Su sonrisa vaciló, un destello de ira reemplazando el triunfo. "Oh, Faye", dijo, su voz bajando a un susurro, "no tienes ni idea de lo que soy capaz. ¿Crees que puedes escapar? Piénsalo de nuevo".

El taxista, sintiendo la tensión, aceleró. Miré hacia atrás, viendo a Katia encogerse en la distancia, su figura una silueta oscura y ominosa contra el sol poniente. Sus palabras, sus amenazas, resonaban en mi mente. Era peligrosa. Más peligrosa de lo que jamás había imaginado.

Más tarde esa noche, Gael había organizado una pequeña e íntima celebración por mi supuesto "regreso". Había llenado la mansión de flores, velas y mis platos gourmet favoritos. Estaba tratando de recrear la ilusión de nuestro amor perfecto, de adormecerme de nuevo en la complacencia.

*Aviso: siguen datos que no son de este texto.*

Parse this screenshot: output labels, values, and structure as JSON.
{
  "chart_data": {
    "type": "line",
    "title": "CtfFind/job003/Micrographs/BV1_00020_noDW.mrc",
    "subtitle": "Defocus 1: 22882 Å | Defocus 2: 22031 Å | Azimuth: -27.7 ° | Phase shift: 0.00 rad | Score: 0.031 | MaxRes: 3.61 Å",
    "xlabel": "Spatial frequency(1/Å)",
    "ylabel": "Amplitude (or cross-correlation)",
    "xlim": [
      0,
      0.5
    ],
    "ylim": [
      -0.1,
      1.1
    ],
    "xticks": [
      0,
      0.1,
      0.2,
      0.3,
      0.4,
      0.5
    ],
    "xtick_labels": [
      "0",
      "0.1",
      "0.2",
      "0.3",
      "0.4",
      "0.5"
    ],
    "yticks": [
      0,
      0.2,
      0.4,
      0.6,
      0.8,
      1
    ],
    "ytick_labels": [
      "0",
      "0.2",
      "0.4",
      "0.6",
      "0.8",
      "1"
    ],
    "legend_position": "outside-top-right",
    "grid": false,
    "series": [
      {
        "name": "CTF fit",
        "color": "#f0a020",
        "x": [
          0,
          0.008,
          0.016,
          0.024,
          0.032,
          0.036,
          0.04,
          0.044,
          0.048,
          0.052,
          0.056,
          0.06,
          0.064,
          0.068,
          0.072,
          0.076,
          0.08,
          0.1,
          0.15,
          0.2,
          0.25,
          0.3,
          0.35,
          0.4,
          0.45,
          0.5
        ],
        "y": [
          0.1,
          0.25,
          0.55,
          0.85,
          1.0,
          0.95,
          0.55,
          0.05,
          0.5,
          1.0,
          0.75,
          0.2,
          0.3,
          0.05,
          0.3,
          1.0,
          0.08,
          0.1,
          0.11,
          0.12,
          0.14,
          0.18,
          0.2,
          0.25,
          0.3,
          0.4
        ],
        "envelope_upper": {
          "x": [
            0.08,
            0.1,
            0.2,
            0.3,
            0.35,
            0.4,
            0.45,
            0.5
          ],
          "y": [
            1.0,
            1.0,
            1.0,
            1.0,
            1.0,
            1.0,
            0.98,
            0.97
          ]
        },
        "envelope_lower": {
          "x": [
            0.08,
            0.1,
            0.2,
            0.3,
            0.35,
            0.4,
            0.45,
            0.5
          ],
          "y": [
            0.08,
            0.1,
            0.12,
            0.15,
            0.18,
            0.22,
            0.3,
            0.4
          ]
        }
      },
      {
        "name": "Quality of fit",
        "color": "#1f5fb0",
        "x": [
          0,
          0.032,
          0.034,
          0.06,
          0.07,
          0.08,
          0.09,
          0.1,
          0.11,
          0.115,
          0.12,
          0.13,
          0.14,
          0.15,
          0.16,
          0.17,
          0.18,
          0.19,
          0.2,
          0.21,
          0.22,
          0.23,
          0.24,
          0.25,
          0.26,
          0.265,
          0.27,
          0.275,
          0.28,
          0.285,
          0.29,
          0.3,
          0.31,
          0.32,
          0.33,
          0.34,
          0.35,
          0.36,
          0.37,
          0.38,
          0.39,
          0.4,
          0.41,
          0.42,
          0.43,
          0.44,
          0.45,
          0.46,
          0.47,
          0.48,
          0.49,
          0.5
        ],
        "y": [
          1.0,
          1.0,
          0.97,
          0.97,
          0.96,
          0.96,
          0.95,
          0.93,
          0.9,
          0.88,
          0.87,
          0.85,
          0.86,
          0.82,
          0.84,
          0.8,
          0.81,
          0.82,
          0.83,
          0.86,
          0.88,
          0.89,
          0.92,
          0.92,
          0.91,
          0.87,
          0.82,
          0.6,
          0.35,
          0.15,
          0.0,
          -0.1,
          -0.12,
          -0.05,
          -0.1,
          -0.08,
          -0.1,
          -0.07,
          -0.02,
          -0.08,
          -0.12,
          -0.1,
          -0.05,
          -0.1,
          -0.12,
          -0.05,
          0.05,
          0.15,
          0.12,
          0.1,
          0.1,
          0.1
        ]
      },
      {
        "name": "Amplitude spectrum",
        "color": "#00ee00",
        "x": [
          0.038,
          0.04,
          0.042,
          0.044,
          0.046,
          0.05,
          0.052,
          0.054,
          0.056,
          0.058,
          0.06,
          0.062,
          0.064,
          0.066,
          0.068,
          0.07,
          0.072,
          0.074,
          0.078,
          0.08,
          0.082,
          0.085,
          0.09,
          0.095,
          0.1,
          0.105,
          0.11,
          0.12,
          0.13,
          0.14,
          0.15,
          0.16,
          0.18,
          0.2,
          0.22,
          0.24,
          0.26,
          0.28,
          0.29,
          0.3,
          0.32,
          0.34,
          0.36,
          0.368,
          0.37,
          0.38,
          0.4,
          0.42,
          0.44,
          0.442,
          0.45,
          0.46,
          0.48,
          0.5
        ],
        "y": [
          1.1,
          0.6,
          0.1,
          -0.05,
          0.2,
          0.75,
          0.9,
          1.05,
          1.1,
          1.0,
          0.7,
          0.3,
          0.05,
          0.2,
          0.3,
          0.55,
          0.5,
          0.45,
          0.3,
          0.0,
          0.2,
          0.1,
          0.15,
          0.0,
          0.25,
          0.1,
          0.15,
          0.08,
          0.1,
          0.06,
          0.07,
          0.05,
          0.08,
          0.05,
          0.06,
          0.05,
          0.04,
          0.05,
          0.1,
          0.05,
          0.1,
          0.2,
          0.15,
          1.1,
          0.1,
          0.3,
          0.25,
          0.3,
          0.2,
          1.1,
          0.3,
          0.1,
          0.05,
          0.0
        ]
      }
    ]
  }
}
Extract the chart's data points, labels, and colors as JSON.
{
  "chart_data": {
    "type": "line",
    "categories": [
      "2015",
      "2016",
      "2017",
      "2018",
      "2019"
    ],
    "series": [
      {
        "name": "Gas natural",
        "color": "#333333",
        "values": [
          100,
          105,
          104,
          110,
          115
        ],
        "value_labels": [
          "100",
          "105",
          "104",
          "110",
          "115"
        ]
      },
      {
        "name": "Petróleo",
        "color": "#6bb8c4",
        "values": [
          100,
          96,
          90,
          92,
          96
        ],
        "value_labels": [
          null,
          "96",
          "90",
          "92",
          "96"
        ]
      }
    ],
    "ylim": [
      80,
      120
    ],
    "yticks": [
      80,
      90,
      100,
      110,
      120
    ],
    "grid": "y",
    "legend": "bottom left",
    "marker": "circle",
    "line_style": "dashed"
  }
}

Justo cuando estábamos a punto de sentarnos a cenar, sonó el timbre. Gael, molesto, fue a abrir. Katia estaba allí, con aspecto desolado, una sola lágrima rodando por su mejilla.

"Gael", gimió, "siento mucho interrumpir, pero es que... no podía soportar estar sola esta noche. Mi departamento todavía se siente tan... violado". Me miró, un rápido y triunfante destello en sus ojos. "Solo necesitaba una cara amiga".

Gael, siempre el héroe, se ablandó de inmediato. "Katia, querida, entra. Por supuesto. Siempre eres bienvenida aquí".

La condujo a la mesa, sacando una silla para ella a mi lado. La misma silla que había sacado para mí momentos antes. Lo observé, mi corazón un bloque de hielo congelado. Su hipocresía era asombrosa. Acababa de declarar su "amor inquebrantable" por mí, y ahora estaba invitando a su prometida a nuestra cena íntima.

Mi mirada se posó en un delicado jarrón de cristal, lleno de rosas blancas. Rosas blancas. Mis favoritas. Siempre lo había sabido. Siempre las había usado como símbolo de su afecto, de su devoción. Ahora, se sentían como una burla, un cruel recordatorio de un amor que nunca fue real.

"Rosas blancas, Faye", dijo, su voz suave, casi melancólica. "Solo para ti".

"¿Lo son, Gael?", pregunté, mi voz plana. "¿O son solo otro accesorio en tu elaborada obra de teatro?".

Se estremeció, su sonrisa vacilando. "Faye, ¿de qué estás hablando? Las compré para ti. Mi rosa salvaje".

"No lo hagas", dije, empujando mi silla hacia atrás. "No me llames así. Ya no".

Me levanté, mi mirada recorriendo la lujosa mesa, la comida cara, las flores cuidadosamente arregladas. Todo era una fachada. Todo una mentira.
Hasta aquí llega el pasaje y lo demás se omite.